The complex and interconnected world in which organizations operate presents many challenges to the traditional neo-classical view of research and management and associated research techniques. Fundamental to the operation of financial capital markets, investor confidence relies on accurate investment analyst earnings forecasts. We propose agent-based modeling (ABM) as a viable tool to account for the interaction of local and environmental factors to determine organizational success. In an illustrative case study of Frontier Airlines, we develop and execute an ABM of Frontier’s consumer airline market to derive market share for the upcoming year. In the model, Frontier is impacted by internal policies, competitors, and environmental factors of fuel costs, federal regulation, and credit availability. We conclude with a discussion on how ABM can be effectively incorporated into future research activities and decision-making situations.
Investor confidence. What is it and what affects it? State Street is one of the world’s leading providers of financial services to institutional investors. The company tracks and records the State Street Investor Confidence Index that “provides an objective, quantitative measure of global risk tolerance of the world’s sophisticated investors” [30]. Investors rely on investment analyst forecasts as a gauge of performance for individual firms, industries, national economies, and the global financial market as a whole and evidence shows that firms meeting or exceeding analysts’ earnings forecasts (i.e. expected revenues) receive an equity price premium (i.e. better stock price return) [25]. Underlying this phenomenon is the belief or confidence in the accuracy of the analyst forecasts [15]. A key component in an analyst’s forecast of earnings for a particular firm is that firm’s anticipated percentage of sales in the industry or industries in which the firm operates relative to its competitors – commonly referred to as expected or projected market share.
How can a single human being reliably account for all, or even just the most pertinent, factors that may impact the future financial performance of a firm? Research has shown that the human mind struggles to capture and process excessive amounts of information and have difficulty “connecting the dots” of cause and effect relationships when numerous factors come into play in a decision-making scenario [19]. Many simulation approaches such as the Kim et al. [16] reinforcement learning algorithm designed to find the optimal direct marketing strategy focus on static, direct relationships. In an increasingly connected, global business environment, though, more participants and variables than ever exist and they interact and affect each other both directly and indirectly [3]. These indirect effects represent complexity. Social, political, and environmental events on the other side of the world may affect the business success here in the US. For instance, Airlines often engage in ‘code-sharing’ where the host airline operating the flight will allow key strategic partners to sell seats on the flight. This is particularly common for international travel where one trip from the United States to India may use multiple carriers for different legs of the trip. A pilot strike, change in government regime or travel policies, spike in oil prices, steep discounts offered by a local competitor on a single leg, or a natural event such as the recent eruption of volcanic ash in Iceland may affect the number of flights and routes available between the US and India. These individual events, individually or in combination, directly impact the airlines servicing the various legs as well as all the partners in the trip and, of course, the travelers. Song et al. [28] state traditional capital markets research for the airline industry, particularly when examining international travel, has difficulty controlling and accounting for major external changes in the environment. Computing technology through the use of agent-based modeling (ABM) simulation, however, offers a way of modeling the complex, interactive effects of many agents acting and reacting to the actions of each other and the environment thus allowing the modeler to view potential system states given a certain set of parameters [23].

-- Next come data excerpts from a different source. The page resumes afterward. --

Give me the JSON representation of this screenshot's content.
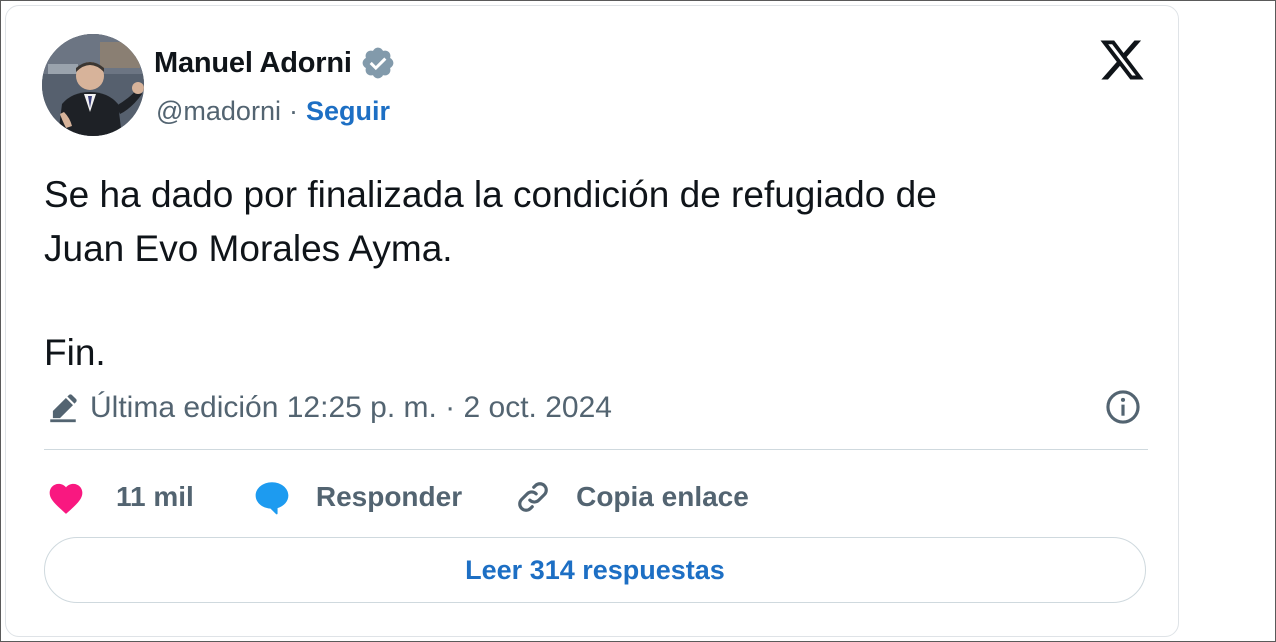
{
  "author": {
    "name": "Manuel Adorni",
    "handle": "@madorni",
    "separator": "·",
    "follow_label": "Seguir"
  },
  "tweet": {
    "lines": [
      "Se ha dado por finalizada la condición de refugiado de",
      "Juan Evo Morales Ayma.",
      "Fin."
    ]
  },
  "edit_info": {
    "text": "Última edición 12:25 p. m. · 2 oct. 2024"
  },
  "actions": {
    "likes": "11 mil",
    "reply_label": "Responder",
    "copy_link_label": "Copia enlace"
  },
  "read_replies_label": "Leer 314 respuestas",
  "icons": {
    "verified": "verified-badge-icon",
    "platform": "x-logo-icon",
    "edit": "pencil-icon",
    "info": "info-icon",
    "like": "heart-icon",
    "reply": "speech-bubble-icon",
    "copy": "link-icon"
  },
  "colors": {
    "text": "#0f1419",
    "muted": "#536471",
    "link": "#1d6fc4",
    "heart": "#f91880",
    "reply_bubble": "#1d9bf0",
    "verified_badge": "#829aab",
    "border": "#cfd9de"
  }
}
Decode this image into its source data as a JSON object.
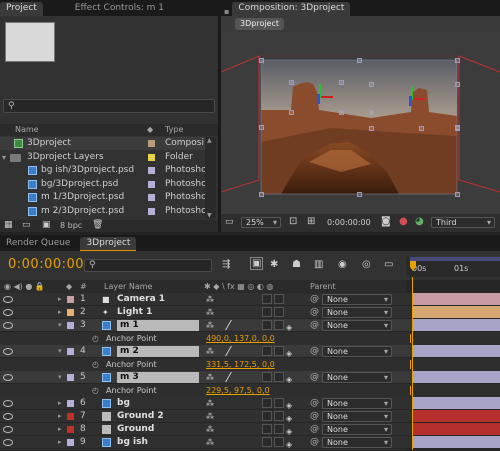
{
  "project_panel": {
    "tabs": [
      {
        "label": "Project"
      },
      {
        "label": "Effect Controls: m 1"
      }
    ],
    "columns": {
      "name": "Name",
      "type": "Type"
    },
    "items": [
      {
        "name": "3Dproject",
        "type": "Composi",
        "color": "#b89c7c",
        "icon": "composition-icon",
        "indent": 0
      },
      {
        "name": "3Dproject Layers",
        "type": "Folder",
        "color": "#e8d24a",
        "icon": "folder-icon",
        "indent": 0
      },
      {
        "name": "bg ish/3Dproject.psd",
        "type": "Photosho",
        "color": "#b5b0d8",
        "icon": "psd-file-icon",
        "indent": 1
      },
      {
        "name": "bg/3Dproject.psd",
        "type": "Photosho",
        "color": "#b5b0d8",
        "icon": "psd-file-icon",
        "indent": 1
      },
      {
        "name": "m 1/3Dproject.psd",
        "type": "Photosho",
        "color": "#b5b0d8",
        "icon": "psd-file-icon",
        "indent": 1
      },
      {
        "name": "m 2/3Dproject.psd",
        "type": "Photosho",
        "color": "#b5b0d8",
        "icon": "psd-file-icon",
        "indent": 1
      }
    ],
    "bit_depth": "8 bpc"
  },
  "composition_panel": {
    "tab": "Composition: 3Dproject",
    "comp_button": "3Dproject",
    "zoom": "25%",
    "timecode": "0:00:00:00",
    "view": "Third"
  },
  "timeline": {
    "tabs": [
      {
        "label": "Render Queue"
      },
      {
        "label": "3Dproject"
      }
    ],
    "current_time": "0:00:00:00",
    "search_placeholder": "",
    "ruler": {
      "start": "00s",
      "mark": "01s"
    },
    "columns": {
      "layer_name": "Layer Name",
      "parent": "Parent"
    },
    "layers": [
      {
        "kind": "layer",
        "num": "1",
        "name": "Camera 1",
        "label_color": "#c8a0a8",
        "icon": "camera-icon",
        "parent": "None",
        "bar_color": "#c89aa4"
      },
      {
        "kind": "layer",
        "num": "2",
        "name": "Light 1",
        "label_color": "#e8b070",
        "icon": "light-icon",
        "parent": "None",
        "bar_color": "#d6a673"
      },
      {
        "kind": "layer",
        "num": "3",
        "name": "m 1",
        "label_color": "#b5b0d8",
        "icon": "psd-file-icon",
        "parent": "None",
        "bar_color": "#a7a4c8",
        "selected": true
      },
      {
        "kind": "prop",
        "name": "Anchor Point",
        "value": "490,0, 137,0, 0,0"
      },
      {
        "kind": "layer",
        "num": "4",
        "name": "m 2",
        "label_color": "#b5b0d8",
        "icon": "psd-file-icon",
        "parent": "None",
        "bar_color": "#a7a4c8",
        "selected": true
      },
      {
        "kind": "prop",
        "name": "Anchor Point",
        "value": "331,5, 172,5, 0,0"
      },
      {
        "kind": "layer",
        "num": "5",
        "name": "m 3",
        "label_color": "#b5b0d8",
        "icon": "psd-file-icon",
        "parent": "None",
        "bar_color": "#a7a4c8",
        "selected": true
      },
      {
        "kind": "prop",
        "name": "Anchor Point",
        "value": "229,5, 97,5, 0,0"
      },
      {
        "kind": "layer",
        "num": "6",
        "name": "bg",
        "label_color": "#b5b0d8",
        "icon": "psd-file-icon",
        "parent": "None",
        "bar_color": "#a7a4c8"
      },
      {
        "kind": "layer",
        "num": "7",
        "name": "Ground 2",
        "label_color": "#c0302a",
        "icon": "solid-icon",
        "parent": "None",
        "bar_color": "#b5302c"
      },
      {
        "kind": "layer",
        "num": "8",
        "name": "Ground",
        "label_color": "#c0302a",
        "icon": "solid-icon",
        "parent": "None",
        "bar_color": "#b5302c"
      },
      {
        "kind": "layer",
        "num": "9",
        "name": "bg ish",
        "label_color": "#b5b0d8",
        "icon": "psd-file-icon",
        "parent": "None",
        "bar_color": "#a7a4c8"
      }
    ]
  }
}
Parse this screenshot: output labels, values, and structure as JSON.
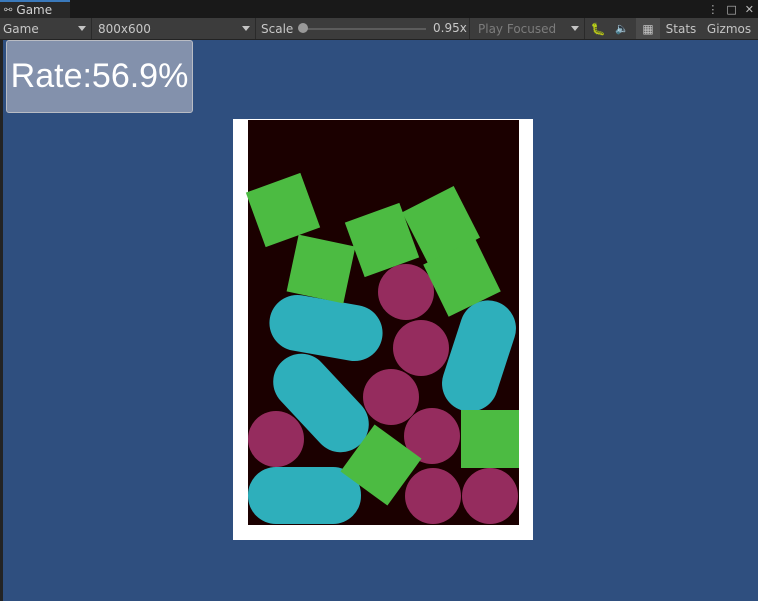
{
  "tab": {
    "title": "Game",
    "icon": "gamepad-icon"
  },
  "toolbar": {
    "display": "Game",
    "resolution": "800x600",
    "scale_label": "Scale",
    "scale_value": "0.95x",
    "play_mode": "Play Focused",
    "stats_label": "Stats",
    "gizmos_label": "Gizmos",
    "icons": [
      "bug-icon",
      "audio-mute-icon",
      "gizmo-grid-icon"
    ]
  },
  "hud": {
    "rate_text": "Rate:56.9%"
  },
  "colors": {
    "background": "#2f4f7f",
    "container_wall": "#ffffff",
    "container_interior": "#1b0000",
    "square": "#4cbb42",
    "circle": "#952c5e",
    "capsule": "#2eafbb"
  }
}
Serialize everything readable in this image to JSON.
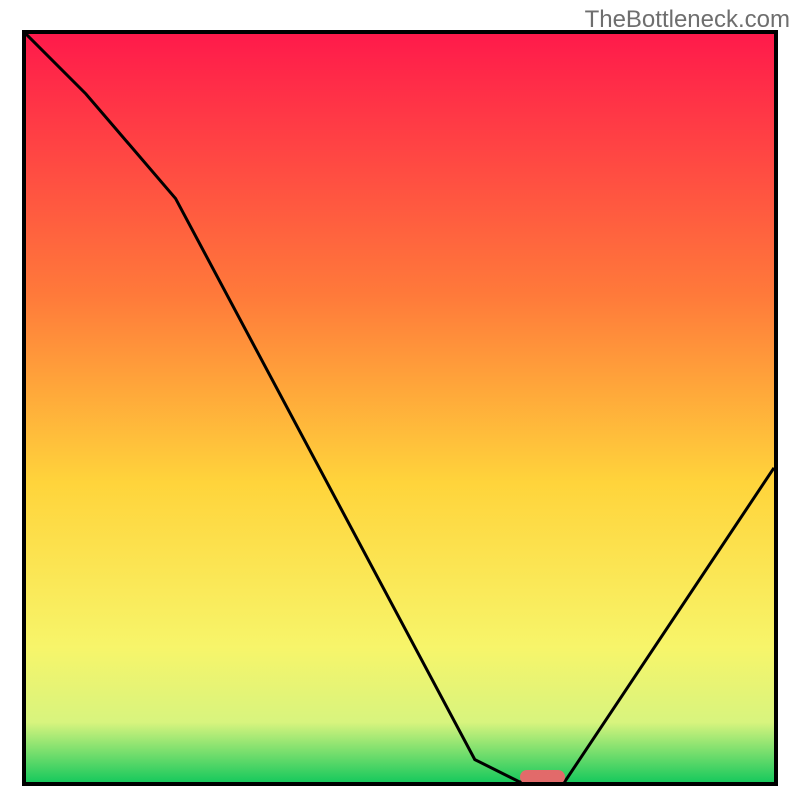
{
  "attribution": "TheBottleneck.com",
  "chart_data": {
    "type": "line",
    "title": "",
    "xlabel": "",
    "ylabel": "",
    "xlim": [
      0,
      100
    ],
    "ylim": [
      0,
      100
    ],
    "series": [
      {
        "name": "bottleneck-curve",
        "x": [
          0,
          8,
          20,
          60,
          66,
          72,
          100
        ],
        "values": [
          100,
          92,
          78,
          3,
          0,
          0,
          42
        ]
      }
    ],
    "optimal_marker": {
      "x_start": 66,
      "x_end": 72,
      "y": 0
    },
    "gradient_stops": [
      {
        "pct": 0,
        "color": "#ff1a4b"
      },
      {
        "pct": 35,
        "color": "#ff7a3a"
      },
      {
        "pct": 60,
        "color": "#ffd43b"
      },
      {
        "pct": 82,
        "color": "#f7f56a"
      },
      {
        "pct": 92,
        "color": "#d8f47e"
      },
      {
        "pct": 100,
        "color": "#18c95d"
      }
    ]
  }
}
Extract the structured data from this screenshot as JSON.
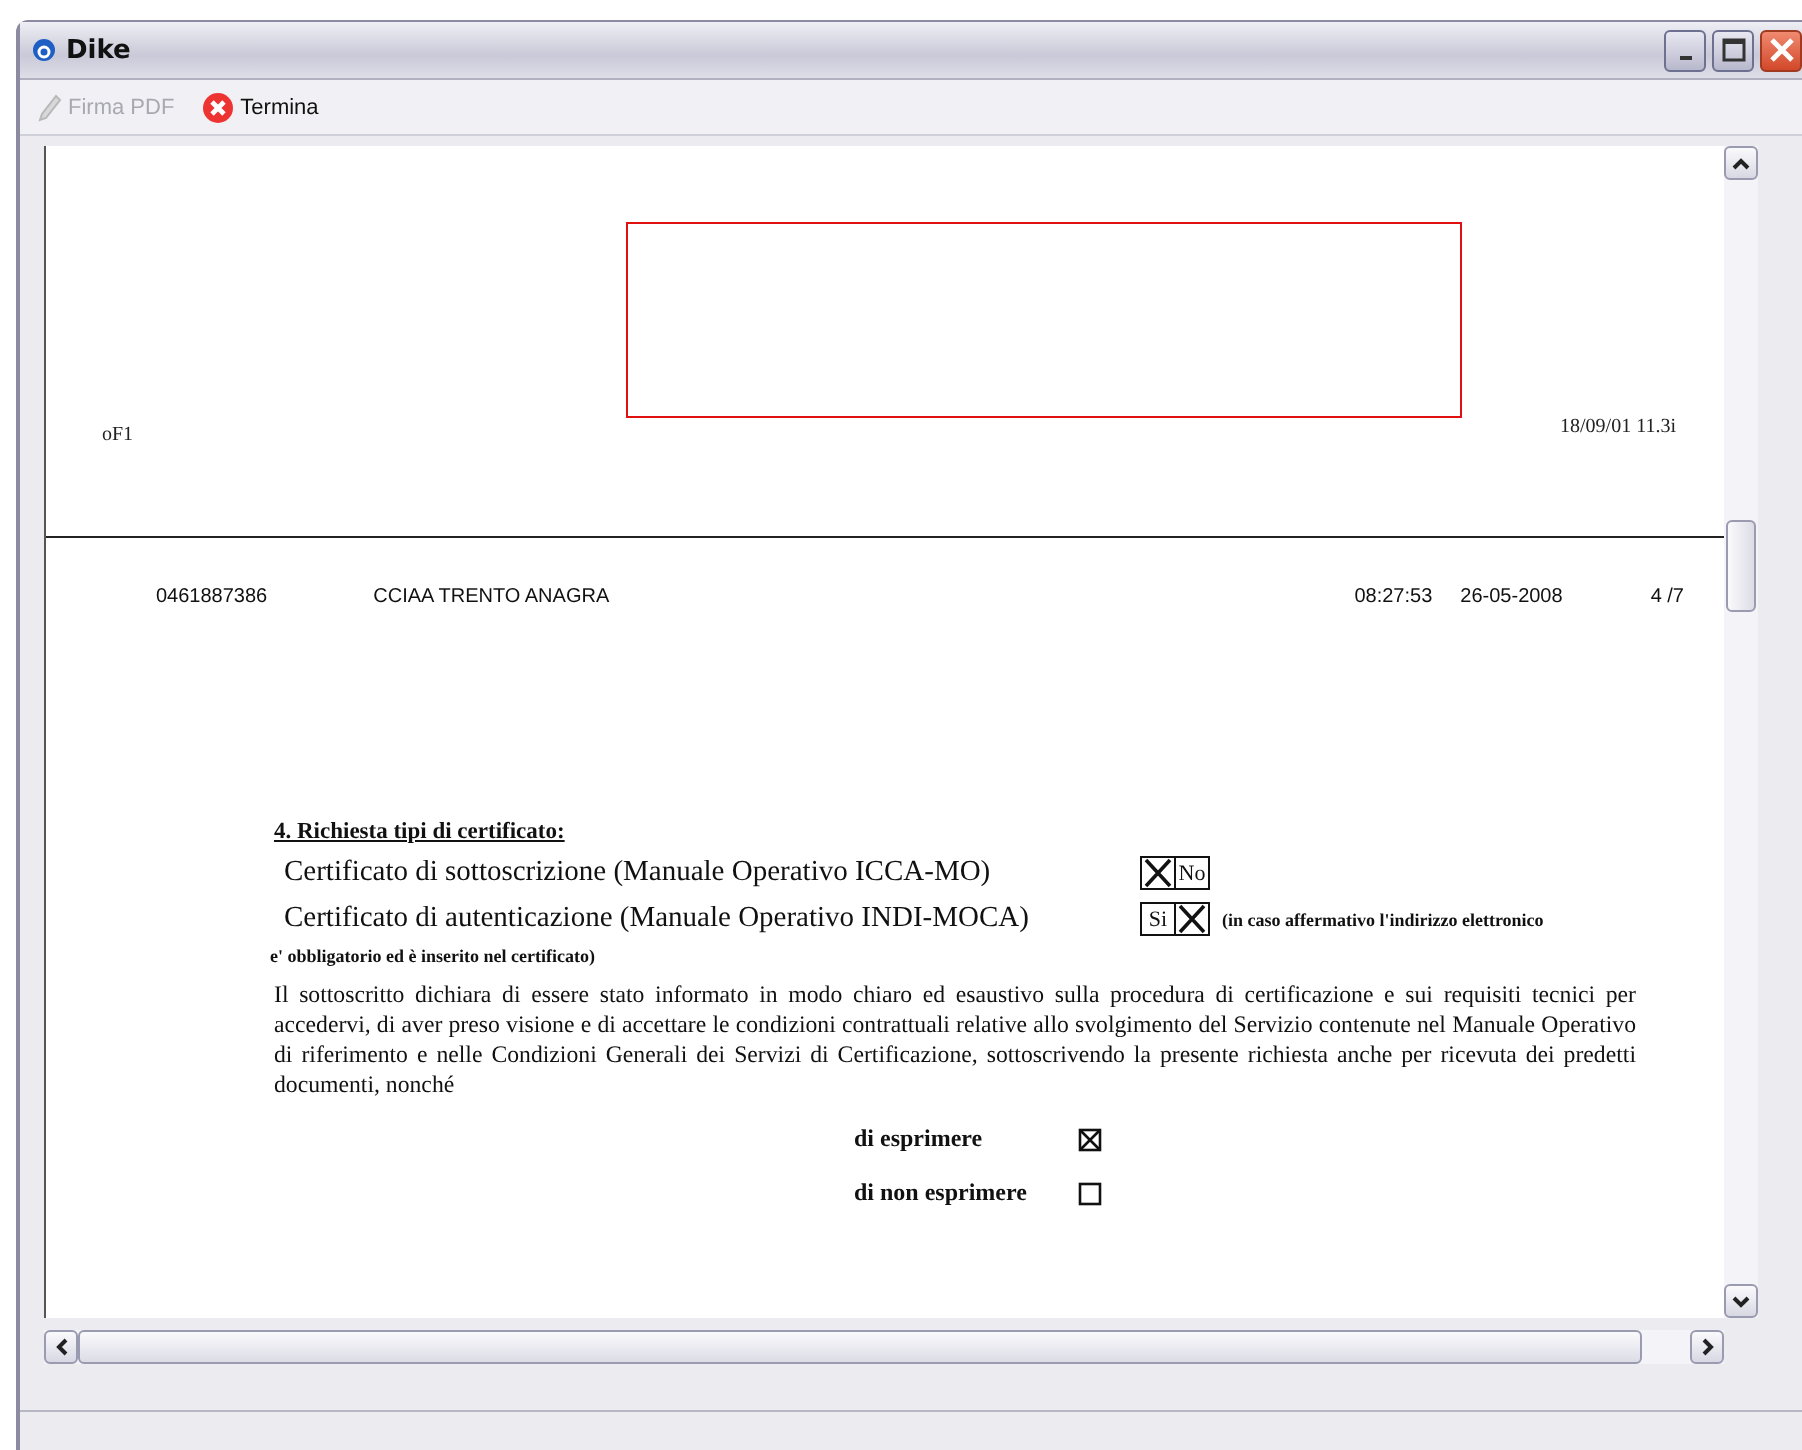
{
  "window": {
    "title": "Dike"
  },
  "toolbar": [
    {
      "label": "Firma PDF",
      "kind": "pen",
      "disabled": true
    },
    {
      "label": "Termina",
      "kind": "stop",
      "disabled": false
    }
  ],
  "previous_page": {
    "corner_mark": "oF1",
    "timestamp": "18/09/01 11.3i"
  },
  "page": {
    "header": [
      "0461887386",
      "CCIAA TRENTO ANAGRA",
      "08:27:53",
      "26-05-2008",
      "4 /7"
    ],
    "heading": "4. Richiesta tipi di certificato:",
    "certificates": [
      {
        "label": "Certificato di sottoscrizione (Manuale Operativo ICCA-MO)",
        "choices": [
          {
            "checked": true
          },
          {
            "label": "No",
            "checked": false
          }
        ]
      },
      {
        "label": "Certificato di autenticazione (Manuale Operativo INDI-MOCA)",
        "choices": [
          {
            "label": "Si",
            "checked": false
          },
          {
            "checked": true
          }
        ],
        "note": "(in caso affermativo l'indirizzo elettronico"
      }
    ],
    "note_continuation": "e' obbligatorio ed è inserito nel certificato)",
    "paragraph": "Il sottoscritto dichiara di essere stato informato in modo chiaro ed esaustivo sulla procedura di certificazione e sui requisiti tecnici per accedervi, di aver preso visione e di accettare le condizioni contrattuali relative allo svolgimento del Servizio contenute nel Manuale Operativo di riferimento e nelle Condizioni Generali dei Servizi di Certificazione, sottoscrivendo la presente richiesta anche per ricevuta dei predetti documenti, nonché",
    "consents": [
      {
        "label": "di esprimere",
        "checked": true
      },
      {
        "label": "di non esprimere",
        "checked": false
      }
    ]
  }
}
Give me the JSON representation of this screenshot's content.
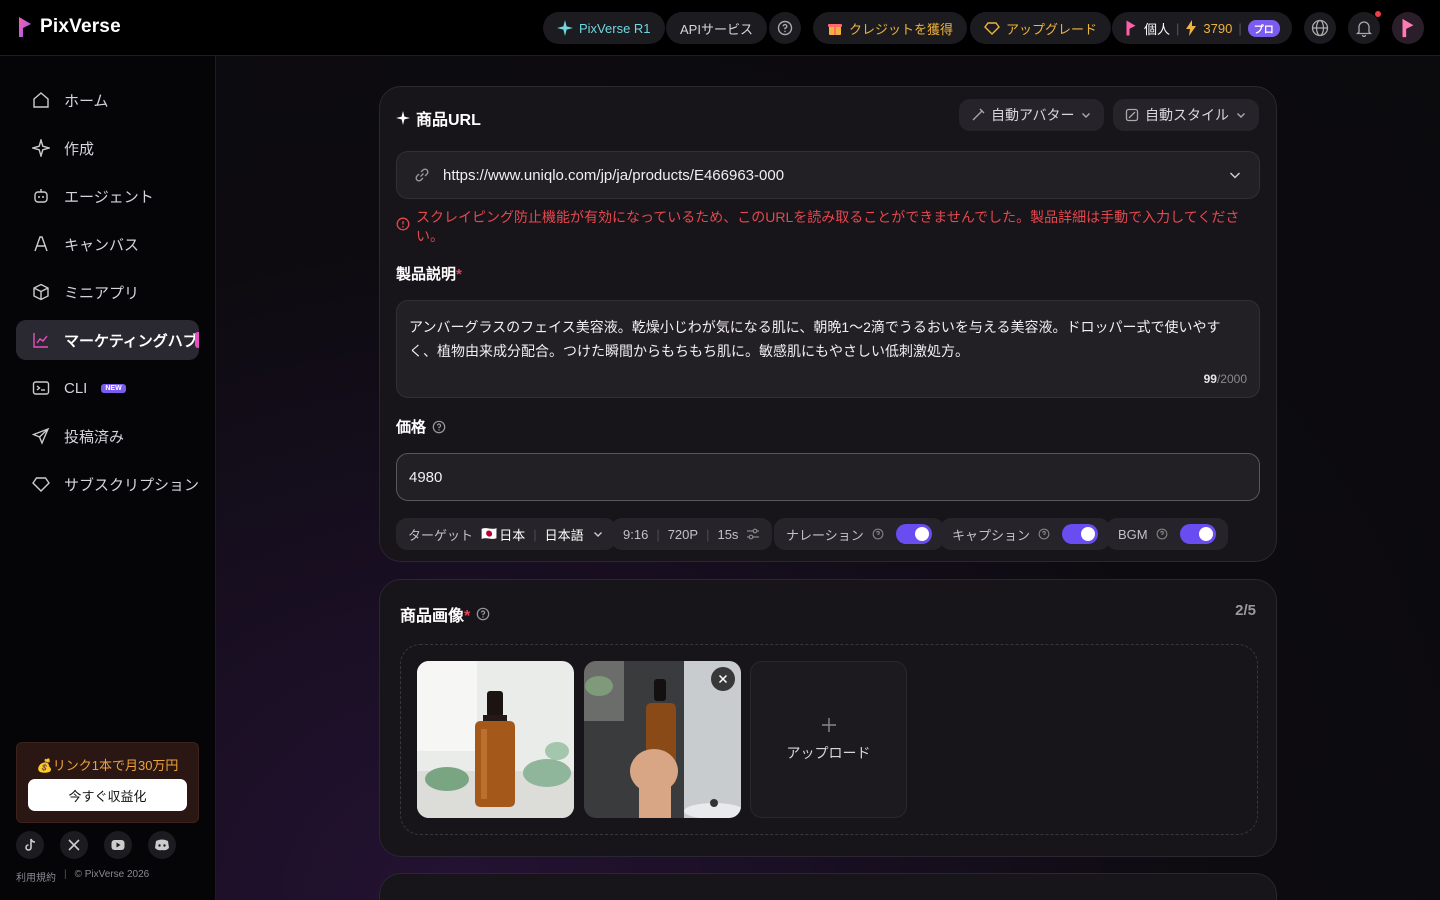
{
  "brand": {
    "name": "PixVerse"
  },
  "topbar": {
    "r1_label": "PixVerse R1",
    "api_label": "APIサービス",
    "credits_label": "クレジットを獲得",
    "upgrade_label": "アップグレード",
    "account_label": "個人",
    "credit_count": "3790",
    "pro_label": "プロ"
  },
  "sidebar": {
    "items": [
      {
        "label": "ホーム"
      },
      {
        "label": "作成"
      },
      {
        "label": "エージェント"
      },
      {
        "label": "キャンバス"
      },
      {
        "label": "ミニアプリ"
      },
      {
        "label": "マーケティングハブ"
      },
      {
        "label": "CLI",
        "badge": "NEW"
      },
      {
        "label": "投稿済み"
      },
      {
        "label": "サブスクリプション"
      }
    ],
    "promo": {
      "text": "💰リンク1本で月30万円",
      "button": "今すぐ収益化"
    },
    "footer": {
      "terms": "利用規約",
      "copyright": "© PixVerse 2026"
    }
  },
  "url_card": {
    "title": "商品URL",
    "avatar_label": "自動アバター",
    "style_label": "自動スタイル",
    "url_value": "https://www.uniqlo.com/jp/ja/products/E466963-000",
    "error": "スクレイピング防止機能が有効になっているため、このURLを読み取ることができませんでした。製品詳細は手動で入力してください。",
    "desc_label": "製品説明",
    "desc_value": "アンバーグラスのフェイス美容液。乾燥小じわが気になる肌に、朝晩1〜2滴でうるおいを与える美容液。ドロッパー式で使いやすく、植物由来成分配合。つけた瞬間からもちもち肌に。敏感肌にもやさしい低刺激処方。",
    "desc_count": "99",
    "desc_max": "/2000",
    "price_label": "価格",
    "price_value": "4980",
    "options": {
      "target_label": "ターゲット",
      "flag": "🇯🇵",
      "country": "日本",
      "language": "日本語",
      "ratio": "9:16",
      "resolution": "720P",
      "duration": "15s",
      "narration_label": "ナレーション",
      "caption_label": "キャプション",
      "bgm_label": "BGM"
    }
  },
  "image_card": {
    "title": "商品画像",
    "count": "2/5",
    "upload_label": "アップロード"
  },
  "colors": {
    "accent": "#6a4df0",
    "error": "#e5484d",
    "gold": "#f0b33d"
  }
}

ABM, with direct historical roots in complex adaptive systems (CAS), represents autonomous entities referred to as agents – each with their own dynamic behavior and heterogeneous characteristics – that interact with each other and their environment, resulting in emergent outcomes at the macroscale that can be used to quantitatively analyze complex systems [13]. Intelligent agents and ABM simulation have been used in a wide variety of domains such as planning military operations [14], understanding Web services management [9], monitoring workflow [33], etc. Most of this simulation activity and research focuses on a narrow scope with little to no macro-level environment interaction and offers no guidance on how others can integrate ABM into their own research and/or decision-making toolset. Through an illustrative case study, this paper guides the reader through the development of an ABM designed specifically to account for macro-level factors affecting one specific agent’s future business prospects by simulating the market and developing an expected market share for the next year. First, we present background on ABM, in particular emphasizing when ABM is appropriate and the general steps in the ABM creation process. The subsequent section describes the complex business scenario to be modeled followed by a detailed explanation of the modeling process, ABM construction, test design, and simulation results. The final section discusses how ABM can be incorporated into future research activities and complex decisions.